Saturday, October 24, 2009 - 1:10 PM

More Consistent Postoperative Care and Monitoring Can Reduce Costs Following Microvascular Free Flap Reconstruction

Ryan M. Gobble, MD, Nicholas T. Haddock, MD, and Jamie P. Levine, MD.

The use of microvascular free flaps is standard practice in reconstructive plastic surgery.  While the technical aspects of microsurgery have been refined there is great variability in perioperative care.  The goal of this study was to better characterize differences in perioperative care amongst microsurgical centers in the United States in attempt to define the current standard of care and produce a report to be used as a guideline for a more cost efficient protocol. 

A 45-question survey, developed based on standard aspects of perioperative care for microvascular free flaps, was sent to all plastic surgery and plastic surgery based microsurgery program directors in the United States.  Questions focused on the number and type of flaps performed, use of postoperative anticoagulation, perioperative fluid status, flap monitoring devices, length of stay, and postoperative complications.  Program directors were also questioned on postoperative setting, monitoring personnel, and training provided to personnel.

The response rate was 31%, which consisted of 3,407 microvascular free flaps per year at 26 centers.  The most common initial monitoring location was the recovery room with patients being moved to a specialized monitoring unit (ICU vs. flap unit) by 12 hours postoperatively.  The average length of stay in the specialized monitoring unit was 74.4 ± 53.6 hours.  Most patients were primarily monitored by a nurse with flap checks performed every hour.  Flap viability was assessed by clinical evaluation and the hand-held Doppler.  In 45% of responding centers patients were cared for in a higher-level unit (ICU) secondary to a lack of adequately trained nurses at alternative sites.  While each center has individualized postoperative protocols, only 39% provided a printed protocol to their nursing staff.  There were no significant differences between programs with regards to perioperative fluid status or postoperative complications.  Less than half of all centers routinely use postoperative anticoagulation.

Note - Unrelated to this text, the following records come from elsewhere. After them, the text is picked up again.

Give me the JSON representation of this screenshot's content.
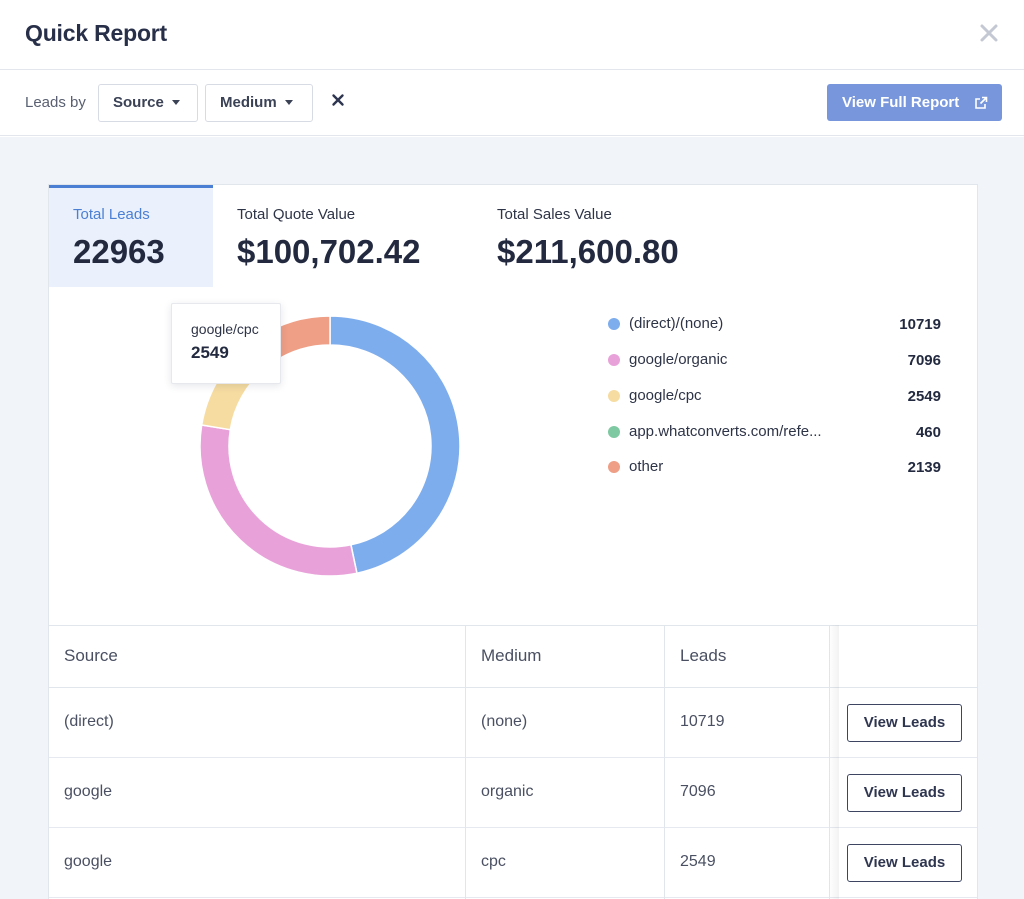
{
  "header": {
    "title": "Quick Report"
  },
  "toolbar": {
    "leads_by_label": "Leads by",
    "source_dropdown": "Source",
    "medium_dropdown": "Medium",
    "full_report_button": "View Full Report"
  },
  "stats": {
    "total_leads": {
      "label": "Total Leads",
      "value": "22963"
    },
    "total_quote": {
      "label": "Total Quote Value",
      "value": "$100,702.42"
    },
    "total_sales": {
      "label": "Total Sales Value",
      "value": "$211,600.80"
    }
  },
  "tooltip": {
    "name": "google/cpc",
    "value": "2549"
  },
  "chart_data": {
    "type": "pie",
    "labels": [
      "(direct)/(none)",
      "google/organic",
      "google/cpc",
      "app.whatconverts.com/refe...",
      "other"
    ],
    "values": [
      10719,
      7096,
      2549,
      460,
      2139
    ],
    "colors": [
      "#7eaded",
      "#e8a2d9",
      "#f6dca1",
      "#7fc9a2",
      "#ee9f86"
    ],
    "donut": true
  },
  "table": {
    "headers": [
      "Source",
      "Medium",
      "Leads"
    ],
    "rows": [
      {
        "source": "(direct)",
        "medium": "(none)",
        "leads": "10719",
        "action": "View Leads"
      },
      {
        "source": "google",
        "medium": "organic",
        "leads": "7096",
        "action": "View Leads"
      },
      {
        "source": "google",
        "medium": "cpc",
        "leads": "2549",
        "action": "View Leads"
      }
    ]
  }
}
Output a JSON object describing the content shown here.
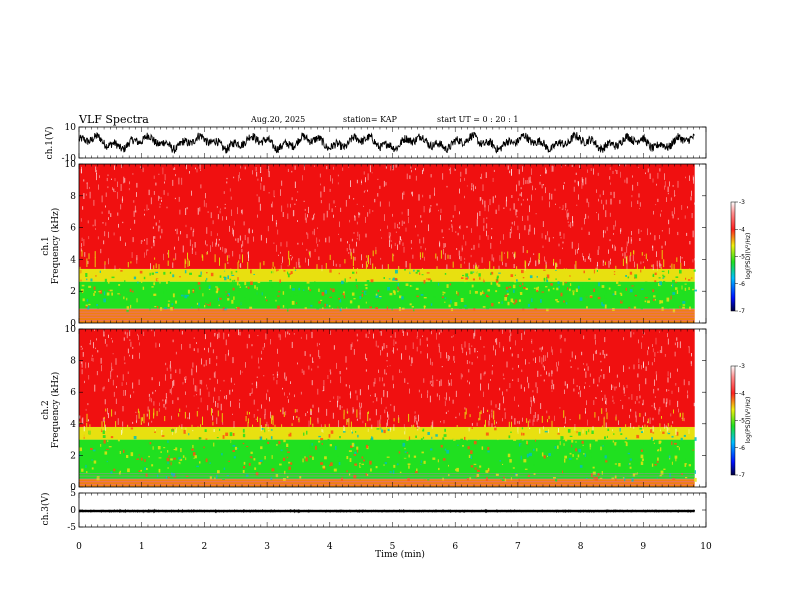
{
  "header": {
    "title": "VLF Spectra",
    "date": "Aug.20, 2025",
    "station": "station= KAP",
    "start": "start  UT =   0  : 20 : 1"
  },
  "chart_data": [
    {
      "type": "line",
      "panel": "ch1-waveform",
      "ylabel": "ch.1(V)",
      "ylim": [
        -10,
        10
      ],
      "yticks": [
        "10",
        "-10"
      ],
      "xlim": [
        0,
        9.82
      ],
      "description_values": {
        "mean": 0,
        "amplitude": 6
      }
    },
    {
      "type": "heatmap",
      "panel": "ch1-spectrogram",
      "ylabel_line1": "ch.1",
      "ylabel_line2": "Frequency  (kHz)",
      "ylim": [
        0,
        10
      ],
      "yticks": [
        "0",
        "2",
        "4",
        "6",
        "8",
        "10"
      ],
      "xlim": [
        0,
        9.82
      ],
      "colorbar": {
        "label": "log(PSD)(V²/Hz)",
        "range": [
          -7,
          -3
        ],
        "ticks": [
          "-3",
          "-4",
          "-5",
          "-6",
          "-7"
        ]
      },
      "bands_khz": [
        {
          "from": 0,
          "to": 0.9,
          "level": -4.2
        },
        {
          "from": 0.9,
          "to": 2.6,
          "level": -5.0
        },
        {
          "from": 2.6,
          "to": 3.4,
          "level": -4.6
        },
        {
          "from": 3.4,
          "to": 10,
          "level": -3.6
        }
      ]
    },
    {
      "type": "heatmap",
      "panel": "ch2-spectrogram",
      "ylabel_line1": "ch.2",
      "ylabel_line2": "Frequency  (kHz)",
      "ylim": [
        0,
        10
      ],
      "yticks": [
        "0",
        "2",
        "4",
        "6",
        "8",
        "10"
      ],
      "xlim": [
        0,
        9.82
      ],
      "colorbar": {
        "label": "log(PSD)(V²/Hz)",
        "range": [
          -7,
          -3
        ],
        "ticks": [
          "-3",
          "-4",
          "-5",
          "-6",
          "-7"
        ]
      },
      "bands_khz": [
        {
          "from": 0,
          "to": 0.5,
          "level": -4.2
        },
        {
          "from": 0.5,
          "to": 3.0,
          "level": -5.1
        },
        {
          "from": 3.0,
          "to": 3.8,
          "level": -4.5
        },
        {
          "from": 3.8,
          "to": 10,
          "level": -3.6
        }
      ]
    },
    {
      "type": "line",
      "panel": "ch3-waveform",
      "ylabel": "ch.3(V)",
      "ylim": [
        -5,
        5
      ],
      "yticks": [
        "5",
        "0",
        "-5"
      ],
      "xlim": [
        0,
        9.82
      ],
      "description_values": {
        "mean": -0.3,
        "amplitude": 0.4
      }
    }
  ],
  "xaxis": {
    "label": "Time  (min)",
    "ticks": [
      "0",
      "1",
      "2",
      "3",
      "4",
      "5",
      "6",
      "7",
      "8",
      "9",
      "10"
    ],
    "range": [
      0,
      10
    ]
  },
  "colors": {
    "red": "#f01010",
    "yellow": "#e8e010",
    "green": "#20e020",
    "blue": "#0030ff",
    "navy": "#000040"
  }
}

Reductions in the level of required care and length of stay are two factors that provide for a more cost efficient healthcare system.  In this study, 1,533 flaps were monitored in the ICU for an average of 3.1 days (74.4 hours).  Each day of ICU care is associated with an average increase cost of $1,200 per day.  This translates to an annual increased cost of $219 thousand per center or an increase of $5.7 million to the responding centers.  If applied to all microsurgery centers in the United States this increased cost could approach $18.4 million.  Patients were often cared for in the ICU secondary to a lack of properly trained nurses in alternative settings.  Interestingly, only 39% of centers provided printed protocols to the nursing staff as part of their training.  Better education and training of nurses, including the distribution of preprinted protocols, could allow patients to be monitored in a non-ICU setting, ultimately leading to reduced costs of postoperative care.  Other aspects of postoperative management should also be clarified with prospective studies.  A reduction in unnecessary care or over-care would provide for a more cost efficient postoperative treatment protocol.